A informação concluiu pela não inconstitucionalidade das normas em causa, pelos fundamentos seguintes:
'[...] É evidente que [...] esse termo de comparação não funciona isoladamente, uma vez que ele não permite uma avaliação global dos candidatos. Funciona, isso sim, como critério secundário para a ordenação dos candidatos com habilitação profissional [...]. Ou seja, o critério da especial ligação aos Açores não se sobrepõe às qualificações profissionais dos candidatos, surgindo apenas em complemento destas, como forma de ordenação dos candidatos com idênticas qualificações.
[...]
Em consequência da diferença detectada entre os dois grupos de candidatos em confronto, nada se pode apontar à diferença de tratamento estabelecida, isto é, a preferência estabelecida em favor de determinados candidatos encontra justificação no facto de eles poderem contribuir mais para a prossecução de um objectivo importante do sistema escolar.
[...].'
E remata assim que 'o fim prosseguido pelo Governo Regional com a emanação do DRR n.º 4-A/2002/A, de 21 de Janeiro, e a partir do qual faz a comparação e a diferenciação dos candidatos (com idênticas habilitações profissionais), é um fim legítimo e com apoio constitucional'.
5. Memorando e Debate
Elaborado pelo Vice-Presidente do Tribunal, por delegação do Presidente, nos termos do nº2 do artigo 39º da Lei do Tribunal Constitucional, o memorando previsto no artigo 63º da referida Lei e entregue a todos os juizes, foi o mesmo submetido a debate e fixada a orientação do Tribunal. Cumpre, assim, decidir de harmonia com o que aí se estabeleceu.
II – FUNDAMENTOS
6. Questão da inconstitucionalidade do artigo 2º do Decreto Legislativo Regional n.º 16/98/A, de 6 de Novembro, na parte relativa ao artigo 24º do Estatuto.

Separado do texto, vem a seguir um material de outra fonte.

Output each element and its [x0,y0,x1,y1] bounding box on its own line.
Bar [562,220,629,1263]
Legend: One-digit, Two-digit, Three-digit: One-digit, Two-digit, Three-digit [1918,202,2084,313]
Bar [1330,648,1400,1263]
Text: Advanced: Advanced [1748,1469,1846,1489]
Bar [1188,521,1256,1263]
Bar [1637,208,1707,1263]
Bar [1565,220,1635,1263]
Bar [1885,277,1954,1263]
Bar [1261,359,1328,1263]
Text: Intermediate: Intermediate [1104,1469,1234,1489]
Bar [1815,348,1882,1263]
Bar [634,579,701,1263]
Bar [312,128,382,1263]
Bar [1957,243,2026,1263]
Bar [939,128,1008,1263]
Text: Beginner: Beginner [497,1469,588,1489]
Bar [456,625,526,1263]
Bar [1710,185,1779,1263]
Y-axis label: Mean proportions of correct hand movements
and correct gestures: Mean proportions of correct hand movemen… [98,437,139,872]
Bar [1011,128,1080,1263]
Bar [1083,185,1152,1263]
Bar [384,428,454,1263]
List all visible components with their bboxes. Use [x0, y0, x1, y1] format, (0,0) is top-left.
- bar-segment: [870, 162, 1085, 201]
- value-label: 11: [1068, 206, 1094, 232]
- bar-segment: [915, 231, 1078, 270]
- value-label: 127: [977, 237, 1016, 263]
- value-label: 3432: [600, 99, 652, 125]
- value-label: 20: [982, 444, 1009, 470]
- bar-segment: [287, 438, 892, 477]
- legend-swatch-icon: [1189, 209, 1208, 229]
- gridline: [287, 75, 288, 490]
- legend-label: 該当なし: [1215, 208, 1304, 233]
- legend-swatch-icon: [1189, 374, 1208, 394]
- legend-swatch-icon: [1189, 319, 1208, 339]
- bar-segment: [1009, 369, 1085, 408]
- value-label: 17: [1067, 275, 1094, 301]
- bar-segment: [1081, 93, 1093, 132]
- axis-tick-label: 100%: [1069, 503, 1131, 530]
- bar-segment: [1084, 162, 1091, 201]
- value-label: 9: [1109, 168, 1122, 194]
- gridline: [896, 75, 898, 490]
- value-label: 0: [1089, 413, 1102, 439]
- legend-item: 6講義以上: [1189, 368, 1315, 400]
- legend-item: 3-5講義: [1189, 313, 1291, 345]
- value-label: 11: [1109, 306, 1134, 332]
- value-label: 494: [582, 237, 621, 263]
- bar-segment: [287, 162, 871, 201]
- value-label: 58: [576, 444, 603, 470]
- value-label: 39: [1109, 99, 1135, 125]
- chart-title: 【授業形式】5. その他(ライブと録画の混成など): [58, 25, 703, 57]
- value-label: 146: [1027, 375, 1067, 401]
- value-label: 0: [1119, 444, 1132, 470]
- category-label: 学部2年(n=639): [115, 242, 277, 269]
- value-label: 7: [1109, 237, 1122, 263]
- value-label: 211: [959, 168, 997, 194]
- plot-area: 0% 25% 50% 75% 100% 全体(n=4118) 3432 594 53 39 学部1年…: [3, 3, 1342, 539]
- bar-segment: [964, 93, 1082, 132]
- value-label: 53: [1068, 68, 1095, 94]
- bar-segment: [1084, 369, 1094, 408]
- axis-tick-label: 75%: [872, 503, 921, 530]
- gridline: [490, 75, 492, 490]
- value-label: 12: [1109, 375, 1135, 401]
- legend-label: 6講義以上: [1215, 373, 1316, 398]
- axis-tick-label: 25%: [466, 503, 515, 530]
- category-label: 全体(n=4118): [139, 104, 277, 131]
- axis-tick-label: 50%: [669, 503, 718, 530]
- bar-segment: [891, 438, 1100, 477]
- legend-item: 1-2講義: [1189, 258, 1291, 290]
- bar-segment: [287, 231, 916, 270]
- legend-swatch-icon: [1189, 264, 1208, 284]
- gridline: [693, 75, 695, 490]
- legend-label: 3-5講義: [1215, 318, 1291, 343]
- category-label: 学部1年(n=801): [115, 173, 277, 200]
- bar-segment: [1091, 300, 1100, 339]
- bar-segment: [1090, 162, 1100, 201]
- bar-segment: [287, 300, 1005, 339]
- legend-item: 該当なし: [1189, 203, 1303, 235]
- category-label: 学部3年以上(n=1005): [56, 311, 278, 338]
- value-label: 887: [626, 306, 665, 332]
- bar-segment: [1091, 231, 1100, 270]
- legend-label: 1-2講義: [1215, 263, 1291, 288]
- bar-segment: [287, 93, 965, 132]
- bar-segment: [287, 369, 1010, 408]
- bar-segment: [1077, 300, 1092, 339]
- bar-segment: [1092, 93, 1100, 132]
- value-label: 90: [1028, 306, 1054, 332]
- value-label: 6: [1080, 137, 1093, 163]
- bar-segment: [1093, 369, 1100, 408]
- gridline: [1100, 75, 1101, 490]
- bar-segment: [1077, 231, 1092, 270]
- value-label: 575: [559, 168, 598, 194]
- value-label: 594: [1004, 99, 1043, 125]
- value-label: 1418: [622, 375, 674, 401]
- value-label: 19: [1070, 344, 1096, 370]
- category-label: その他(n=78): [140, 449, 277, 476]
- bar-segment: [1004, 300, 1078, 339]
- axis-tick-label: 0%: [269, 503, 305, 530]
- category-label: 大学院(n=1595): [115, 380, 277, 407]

6.1. Embora os requerentes apresentem as questões de forma diferente, na verdade suscitaram a questão de inconstitucionalidade das mesmas normas, referindo-as à violação das mesmas disposições constitucionais.
Assim, o Procurador-Geral da República entende que o artigo 2º do Decreto Legislativo Regional n.º 16/98/A, de 6 de Novembro, 'na parte em que confere redacção adaptada ao artigo 24º do Decreto-Lei n.º 139-A/90, padece de manifesta inconstitucionalidade orgânica', por violar o disposto nas disposições conjugadas dos artigos 227º, n.º 1, alínea d), e 232º, n.º 1, da Constituição, segundo os quais 'é da exclusiva competência da assembleia legislativa regional o exercício da atribuição de regulamentar as leis gerais emanadas dos órgãos de soberania que não reservem para estes o respectivo poder regulamentar'.
Ora, o que a norma em causa pretendeu fazer foi adaptar à Região uma norma constante de um Decreto-Lei, no caso, de uma lei geral da República. Essa norma adaptadora foi emitida pela Assembleia Legislativa Regional, fazendo parte do Decreto Legislativo Regional n.º 16/98/A, de 6 de Novembro. O que o Procurador-Geral da República, na verdade, questiona, não é, porém, essa produção da norma, mas sim, verdadeiramente, o respectivo conteúdo. O que ele questiona é a delegação de competência regulamentar a que a norma procede, a favor do Governo Regional.
Exactamente o que o Provedor de Justiça também questiona no seu pedido.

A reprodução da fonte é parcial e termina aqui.